Adilson

Personal information
- Full name: Adilson Mendes Martins
- Date of birth: 21 March 1997 (age 29)
- Place of birth: Lisbon, Portugal
- Height: 1.69 m (5 ft 7 in)
- Position: Winger

Team information
- Current team: Córdoba
- Number: 17

Youth career
- Cavigal
- 2015–2016: Monaco
- 2016–2017: Gent
- 2017–2019: Royal Antwerp

Senior career*
- Years: Team / Apps / (Gls)
- 2019–2023: Badajoz / 91 / (8)
- 2023–: Córdoba / 67 / (14)

= Adilson (footballer, born 1997) =

Portuguese footballer (born 1997)

Adilson Mendes Martins (born 21 March 1997), known simply as Adilson, is a Portuguese professional footballer who plays as a winger for Spanish club Córdoba CF.

==Career==
Born in Lisbon to Cape Verdean parents, Adilson moved to Nice at early age and began his career with local side Cavigal Football. In 2015, he joined AS Monaco FC's youth categories, but moved to the under-21 squad of Belgian side KAA Gent in the following year.
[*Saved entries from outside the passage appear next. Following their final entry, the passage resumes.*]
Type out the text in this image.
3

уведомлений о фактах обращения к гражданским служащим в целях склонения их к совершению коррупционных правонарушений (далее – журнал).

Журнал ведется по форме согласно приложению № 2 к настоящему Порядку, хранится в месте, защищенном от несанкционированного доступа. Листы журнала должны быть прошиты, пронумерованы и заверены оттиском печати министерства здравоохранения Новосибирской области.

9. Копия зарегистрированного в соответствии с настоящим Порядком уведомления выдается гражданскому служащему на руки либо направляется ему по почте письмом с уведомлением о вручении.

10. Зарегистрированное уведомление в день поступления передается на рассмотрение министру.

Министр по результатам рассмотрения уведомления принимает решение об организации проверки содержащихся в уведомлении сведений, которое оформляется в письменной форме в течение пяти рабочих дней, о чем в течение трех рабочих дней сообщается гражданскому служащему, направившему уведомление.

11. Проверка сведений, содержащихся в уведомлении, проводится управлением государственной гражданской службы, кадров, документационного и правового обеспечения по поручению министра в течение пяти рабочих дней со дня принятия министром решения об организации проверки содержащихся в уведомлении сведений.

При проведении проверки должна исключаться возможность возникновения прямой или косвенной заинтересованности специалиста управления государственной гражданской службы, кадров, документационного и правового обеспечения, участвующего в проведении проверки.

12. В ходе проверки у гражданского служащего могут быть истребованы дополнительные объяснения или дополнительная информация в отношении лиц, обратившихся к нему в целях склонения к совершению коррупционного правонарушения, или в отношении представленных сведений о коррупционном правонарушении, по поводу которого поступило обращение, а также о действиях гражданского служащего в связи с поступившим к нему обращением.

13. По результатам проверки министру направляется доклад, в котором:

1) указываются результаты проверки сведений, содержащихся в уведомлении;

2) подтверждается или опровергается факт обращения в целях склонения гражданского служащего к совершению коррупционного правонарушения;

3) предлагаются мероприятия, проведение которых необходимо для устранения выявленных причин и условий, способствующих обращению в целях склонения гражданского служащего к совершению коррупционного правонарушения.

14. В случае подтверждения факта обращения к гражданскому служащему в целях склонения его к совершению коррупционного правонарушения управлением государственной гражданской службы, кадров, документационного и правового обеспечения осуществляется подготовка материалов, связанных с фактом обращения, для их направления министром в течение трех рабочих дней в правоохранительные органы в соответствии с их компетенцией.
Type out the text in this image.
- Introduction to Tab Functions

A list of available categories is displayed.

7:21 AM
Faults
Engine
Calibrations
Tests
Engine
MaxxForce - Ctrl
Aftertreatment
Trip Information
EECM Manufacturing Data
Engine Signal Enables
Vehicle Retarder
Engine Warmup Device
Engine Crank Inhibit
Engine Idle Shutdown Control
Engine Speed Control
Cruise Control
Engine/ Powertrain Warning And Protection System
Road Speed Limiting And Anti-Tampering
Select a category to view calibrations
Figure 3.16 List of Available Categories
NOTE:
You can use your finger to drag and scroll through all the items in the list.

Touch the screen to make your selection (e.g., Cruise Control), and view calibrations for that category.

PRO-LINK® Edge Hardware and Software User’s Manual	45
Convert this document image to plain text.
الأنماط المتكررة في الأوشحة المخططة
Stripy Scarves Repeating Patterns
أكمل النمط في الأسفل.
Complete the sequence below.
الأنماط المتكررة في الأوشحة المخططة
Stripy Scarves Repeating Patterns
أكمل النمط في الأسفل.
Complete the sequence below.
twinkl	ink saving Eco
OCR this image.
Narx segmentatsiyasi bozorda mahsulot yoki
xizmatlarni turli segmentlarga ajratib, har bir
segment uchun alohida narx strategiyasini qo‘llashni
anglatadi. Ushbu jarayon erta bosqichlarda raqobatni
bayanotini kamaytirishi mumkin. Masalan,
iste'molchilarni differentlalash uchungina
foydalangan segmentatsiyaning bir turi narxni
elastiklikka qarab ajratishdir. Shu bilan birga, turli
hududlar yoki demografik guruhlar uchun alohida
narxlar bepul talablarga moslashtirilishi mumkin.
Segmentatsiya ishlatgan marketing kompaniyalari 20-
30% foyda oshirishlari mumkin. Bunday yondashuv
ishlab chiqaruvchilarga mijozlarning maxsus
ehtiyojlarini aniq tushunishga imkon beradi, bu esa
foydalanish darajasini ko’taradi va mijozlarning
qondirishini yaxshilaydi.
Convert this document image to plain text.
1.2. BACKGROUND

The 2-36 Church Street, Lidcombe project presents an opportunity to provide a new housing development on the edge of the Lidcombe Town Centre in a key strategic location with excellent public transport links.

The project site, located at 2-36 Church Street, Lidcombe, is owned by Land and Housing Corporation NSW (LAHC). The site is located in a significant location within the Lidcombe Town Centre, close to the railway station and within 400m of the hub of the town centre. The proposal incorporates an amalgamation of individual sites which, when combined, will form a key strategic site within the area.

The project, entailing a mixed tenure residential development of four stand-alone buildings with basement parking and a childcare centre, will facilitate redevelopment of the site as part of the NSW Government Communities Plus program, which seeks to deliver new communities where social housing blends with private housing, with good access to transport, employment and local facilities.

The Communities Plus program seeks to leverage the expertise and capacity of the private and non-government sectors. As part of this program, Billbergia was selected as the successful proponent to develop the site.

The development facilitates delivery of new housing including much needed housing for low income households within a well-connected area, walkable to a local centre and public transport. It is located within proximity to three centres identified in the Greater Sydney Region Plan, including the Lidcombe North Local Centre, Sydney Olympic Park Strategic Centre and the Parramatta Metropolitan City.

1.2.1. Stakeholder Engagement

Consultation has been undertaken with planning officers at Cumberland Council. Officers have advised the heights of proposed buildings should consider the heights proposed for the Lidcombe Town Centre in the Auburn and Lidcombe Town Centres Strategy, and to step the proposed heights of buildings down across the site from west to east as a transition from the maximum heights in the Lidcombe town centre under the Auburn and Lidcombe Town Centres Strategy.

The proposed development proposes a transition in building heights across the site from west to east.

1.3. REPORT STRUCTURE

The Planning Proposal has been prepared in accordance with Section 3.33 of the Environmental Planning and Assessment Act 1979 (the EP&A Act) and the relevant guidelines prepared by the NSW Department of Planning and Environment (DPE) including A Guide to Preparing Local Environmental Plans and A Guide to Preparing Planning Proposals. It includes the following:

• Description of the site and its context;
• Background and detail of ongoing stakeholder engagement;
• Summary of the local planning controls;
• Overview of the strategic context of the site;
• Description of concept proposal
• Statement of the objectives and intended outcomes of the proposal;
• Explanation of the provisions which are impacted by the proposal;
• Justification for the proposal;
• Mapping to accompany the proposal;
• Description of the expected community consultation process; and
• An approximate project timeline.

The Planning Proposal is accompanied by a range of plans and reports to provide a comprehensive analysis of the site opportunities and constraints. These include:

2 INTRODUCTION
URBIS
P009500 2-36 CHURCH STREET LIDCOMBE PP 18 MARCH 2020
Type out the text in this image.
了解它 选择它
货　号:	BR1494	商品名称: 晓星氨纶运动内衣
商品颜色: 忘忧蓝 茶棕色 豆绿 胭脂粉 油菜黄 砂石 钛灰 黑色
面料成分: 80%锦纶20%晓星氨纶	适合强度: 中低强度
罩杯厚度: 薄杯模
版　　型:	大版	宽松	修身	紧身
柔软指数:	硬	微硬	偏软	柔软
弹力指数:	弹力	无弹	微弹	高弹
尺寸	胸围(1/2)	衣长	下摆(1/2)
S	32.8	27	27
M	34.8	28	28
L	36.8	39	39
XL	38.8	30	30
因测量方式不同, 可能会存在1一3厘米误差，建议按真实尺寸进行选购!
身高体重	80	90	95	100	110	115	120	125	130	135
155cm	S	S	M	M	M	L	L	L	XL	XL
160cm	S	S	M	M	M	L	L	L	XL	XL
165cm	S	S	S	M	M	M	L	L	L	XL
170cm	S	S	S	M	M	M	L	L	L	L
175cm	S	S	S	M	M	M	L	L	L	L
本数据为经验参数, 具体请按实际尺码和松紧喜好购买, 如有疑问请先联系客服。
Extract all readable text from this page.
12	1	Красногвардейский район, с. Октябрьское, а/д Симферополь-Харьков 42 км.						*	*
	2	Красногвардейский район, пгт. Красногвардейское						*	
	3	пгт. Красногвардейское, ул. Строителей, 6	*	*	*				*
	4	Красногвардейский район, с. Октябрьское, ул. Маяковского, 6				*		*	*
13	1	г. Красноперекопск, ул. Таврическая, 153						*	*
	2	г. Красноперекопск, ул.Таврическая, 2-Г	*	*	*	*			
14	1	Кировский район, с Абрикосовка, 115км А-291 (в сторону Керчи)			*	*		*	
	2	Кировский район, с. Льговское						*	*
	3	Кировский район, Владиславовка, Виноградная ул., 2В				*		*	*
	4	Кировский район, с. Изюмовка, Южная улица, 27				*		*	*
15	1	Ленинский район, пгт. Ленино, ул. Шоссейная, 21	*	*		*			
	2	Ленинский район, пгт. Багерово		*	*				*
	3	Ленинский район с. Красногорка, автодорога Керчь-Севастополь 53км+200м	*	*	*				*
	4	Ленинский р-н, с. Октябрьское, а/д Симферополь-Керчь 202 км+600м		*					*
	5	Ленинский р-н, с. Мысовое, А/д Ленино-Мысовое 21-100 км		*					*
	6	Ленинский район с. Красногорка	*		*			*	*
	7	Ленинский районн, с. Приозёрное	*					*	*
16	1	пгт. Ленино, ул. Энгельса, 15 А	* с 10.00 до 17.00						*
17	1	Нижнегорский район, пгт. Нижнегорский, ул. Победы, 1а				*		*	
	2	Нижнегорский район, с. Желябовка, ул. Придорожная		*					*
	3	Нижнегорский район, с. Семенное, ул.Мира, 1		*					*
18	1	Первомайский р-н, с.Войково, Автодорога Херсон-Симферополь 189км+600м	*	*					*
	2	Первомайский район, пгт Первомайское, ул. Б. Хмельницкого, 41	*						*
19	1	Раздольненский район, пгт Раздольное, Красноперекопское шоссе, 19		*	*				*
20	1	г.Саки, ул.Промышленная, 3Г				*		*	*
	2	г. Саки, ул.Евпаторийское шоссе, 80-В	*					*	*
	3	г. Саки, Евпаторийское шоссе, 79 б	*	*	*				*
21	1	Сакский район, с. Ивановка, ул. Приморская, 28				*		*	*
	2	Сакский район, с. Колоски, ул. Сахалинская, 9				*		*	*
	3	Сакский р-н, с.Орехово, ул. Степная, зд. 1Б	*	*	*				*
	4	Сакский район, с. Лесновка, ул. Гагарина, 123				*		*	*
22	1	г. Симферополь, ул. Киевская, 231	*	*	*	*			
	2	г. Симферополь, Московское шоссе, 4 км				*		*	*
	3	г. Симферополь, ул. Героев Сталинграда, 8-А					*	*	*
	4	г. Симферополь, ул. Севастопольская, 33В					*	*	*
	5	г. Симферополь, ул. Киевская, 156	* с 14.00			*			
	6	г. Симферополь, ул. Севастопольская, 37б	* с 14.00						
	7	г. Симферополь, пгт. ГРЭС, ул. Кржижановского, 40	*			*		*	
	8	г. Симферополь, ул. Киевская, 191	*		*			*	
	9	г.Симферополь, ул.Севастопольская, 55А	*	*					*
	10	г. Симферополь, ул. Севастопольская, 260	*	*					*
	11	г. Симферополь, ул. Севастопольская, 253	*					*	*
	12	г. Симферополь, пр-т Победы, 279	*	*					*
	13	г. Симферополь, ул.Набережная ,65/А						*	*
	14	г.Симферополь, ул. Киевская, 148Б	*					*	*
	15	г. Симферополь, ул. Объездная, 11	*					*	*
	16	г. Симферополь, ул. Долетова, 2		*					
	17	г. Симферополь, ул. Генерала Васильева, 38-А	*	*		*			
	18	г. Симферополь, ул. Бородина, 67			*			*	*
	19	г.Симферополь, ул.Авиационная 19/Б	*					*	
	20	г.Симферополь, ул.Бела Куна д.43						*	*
In 2017, Adilson signed for Royal Antwerp FC, also playing for their under-21 team. On 21 June 2019, he moved to Spanish Segunda División B side CD Badajoz, after previously spending a period on trial at the club.

Adilson made his senior debut on 25 August 2019, starting in a 0–0 away draw against FC Cartagena. On 8 July 2021, he renewed his contract until 2023, and scored his first goal the following 6 February, netting the opener in a 1–1 home draw against Celta de Vigo B.

On 3 April 2023, Adilson further extended his link with the Blanquinegros until 2025. On 1 July, after suffering relegation from Primera Federación, he joined Córdoba CF also in the third division.

Adilson was a regular starter during the campaign, scoring a career-best nine goals in 39 appearances overall as the Blanquiverdes achieved promotion to Segunda División. He made his professional debut on 16 August 2024, starting in a 1–0 away loss to CD Mirandés.

Adilson scored his first professional goal on 23 September 2024, netting his side's only in a 4–1 away loss to SD Huesca.